Джа-лама поднял руку в приказывающем жесте. Стоявший у двери солдат, охранявший сокровищницу, подтолкнул в спину штыком напарника. Тот медленно, вразвалку, подошел к сундуку и открыл крышку. Из сундука в лица гостей и в одутловатое, сизое лицо Джа-ламы, похожее на первобытную личину, брызнули разноцветные, сшибающиеся лучи от золота и самоцветов, там лежавших – в грудах, в кучах. Драгоценные камни играли, соблазняя безумством. Золото тускло светилось, отблескивало кроваво-красным в свете масляных тибетских светильников. Нанзад-батор восхищенно склонился, присел на корточки, взял в руки золотую диадему-ваджру с пятью золотыми языками пламени, взвиваюшимися ввысь. В каждом огненном золотом языке торчал крупный, искусно ограненный рубин. Красные, как кровь, камни бешено сверкали, грани отливали лиловым и густо-розовым.
– Бесценная вещь, – горделиво произнес Джа-лама. – Ваджра со лба знаменитой каменной Ваджрадакини из пещерного монастыря в Аджанте, в Индии. Не правда ли, волшебна? Когда вы смотрите на нее, вы думаете не только о воздаянии. Наша карма всегда с нами. Вы думаете о счастливом прохождении души, которая созерцала и держала в руках ваджру богини, по всем Семи Небесам самадхи.

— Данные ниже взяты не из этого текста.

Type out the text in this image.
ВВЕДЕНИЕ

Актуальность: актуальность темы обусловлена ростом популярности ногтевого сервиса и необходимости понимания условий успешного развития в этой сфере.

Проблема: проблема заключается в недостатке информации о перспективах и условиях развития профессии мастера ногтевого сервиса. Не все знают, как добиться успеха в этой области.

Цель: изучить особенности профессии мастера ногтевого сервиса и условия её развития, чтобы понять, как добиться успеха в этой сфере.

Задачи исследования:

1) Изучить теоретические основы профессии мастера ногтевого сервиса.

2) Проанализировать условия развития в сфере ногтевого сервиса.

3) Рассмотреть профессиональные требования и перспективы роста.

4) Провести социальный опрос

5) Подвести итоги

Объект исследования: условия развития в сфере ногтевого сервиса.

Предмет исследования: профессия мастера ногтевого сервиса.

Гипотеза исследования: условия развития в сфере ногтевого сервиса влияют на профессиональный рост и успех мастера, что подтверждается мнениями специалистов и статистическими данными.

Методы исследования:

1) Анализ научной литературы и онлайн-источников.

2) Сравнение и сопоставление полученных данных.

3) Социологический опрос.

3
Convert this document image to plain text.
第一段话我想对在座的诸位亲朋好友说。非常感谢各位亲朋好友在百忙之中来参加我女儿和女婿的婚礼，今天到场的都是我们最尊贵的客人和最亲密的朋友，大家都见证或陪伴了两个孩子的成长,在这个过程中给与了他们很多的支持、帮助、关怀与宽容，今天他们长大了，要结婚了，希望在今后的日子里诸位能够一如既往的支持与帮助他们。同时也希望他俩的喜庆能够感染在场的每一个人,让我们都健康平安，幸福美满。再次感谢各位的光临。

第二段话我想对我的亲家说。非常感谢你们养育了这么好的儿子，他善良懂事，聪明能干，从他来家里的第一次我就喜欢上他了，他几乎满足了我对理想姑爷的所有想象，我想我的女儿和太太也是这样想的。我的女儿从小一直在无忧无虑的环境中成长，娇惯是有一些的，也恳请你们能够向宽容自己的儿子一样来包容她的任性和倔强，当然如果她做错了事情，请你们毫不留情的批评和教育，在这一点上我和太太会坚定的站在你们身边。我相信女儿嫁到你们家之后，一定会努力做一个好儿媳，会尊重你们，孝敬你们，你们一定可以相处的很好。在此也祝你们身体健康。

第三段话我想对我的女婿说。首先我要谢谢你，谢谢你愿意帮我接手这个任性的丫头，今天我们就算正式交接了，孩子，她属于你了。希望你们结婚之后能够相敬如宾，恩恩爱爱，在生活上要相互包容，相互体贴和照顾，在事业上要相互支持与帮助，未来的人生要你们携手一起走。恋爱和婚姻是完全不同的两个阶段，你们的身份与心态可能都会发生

Нанзад-батор мертвой хваткой вцепился в ваджру. Не мог ее положить обратно в сундук. Из сундука отвесно вверх били слепящие лучи. Сколько перстней… сколько браслетов, сколько золотых змей с изумрудными глазами… сколько статуэток Будд и Тар, их круглые, как мандарины, колени блестят, их золотые плечи горят и вспыхивают… а золотых цепей, соединенных грубыми лазуритами и остро ограненными саянскими гранатами – и густо-вишневыми, и ярко-сине-зелеными, – не счесть… За такие цепи вешают мандалы… А вот тяжелые женские серьги, их здесь целые россыпи – золотые широкие листья лимонника, а гроздья мелких красных ягод – из мелких, маленьких турмалинов, из красной яшмы, из желто-красного сердолика… Великий Будда, он впервые видит такое… Этот бандит, живой Бог, лже-Амурсана, оказывается, несметно богат… Окопался тут, в Маджик-сане, на стыке путей из Монголии в Синьцзян и в Алашанские торгоуты… Засел в крепости, поит и кормит триста семей своих подданных, и это – последние и единственные люди, что отдадут за него жизнь…
Послышался вздох Дугар-бейсэ. Нанзад-батор поднял глаза – и застыл. Его ноги затекли. Он не мог встать с корточек. Джа-лама расхохотался.
В глаза посланников со стены ударили ножи.
Ударили тибетские кинжалы-пурба.
Ударили короткие японские и тайваньские мечи.
Ударили длинные обнаженные японские мечи – для сражения, что могли вести друг с другом лишь самураи.
Ударили коричневые, гладко отполированные нунчаки, сочленения которых были соединены золотыми и серебряными цепями, а в драгоценное дерево вкраплены, как скань в икону, агаты и аквамарины – камни удовольствия и радости китайских принцесс.
Ударили внезапностью яркого света, смертно-серебряного блеска металла: все холодное оружие Джа-ламы, развешенное во всю ширь стены на черных коврах, было обнажено.
– О, – выдохнул Нанзад-батор, – да это великолепно!
– Да, это великолепно, – кивнул головой Джа-лама, – не каждый владыка может похвастаться такой коллекцией. Один богатый англичанин предлагал мне продать ее ему. За баснословные деньги. Если бы у меня оказались в руках такие наличные деньги, я стал бы императором… или богдыханом.
– И воплотили бы мечту вашего друга?
– Какого друга?
– Барона Унгерна.
– Я воплотил бы свою мечту. Но, мне кажется, вы уже сами воплотили ее.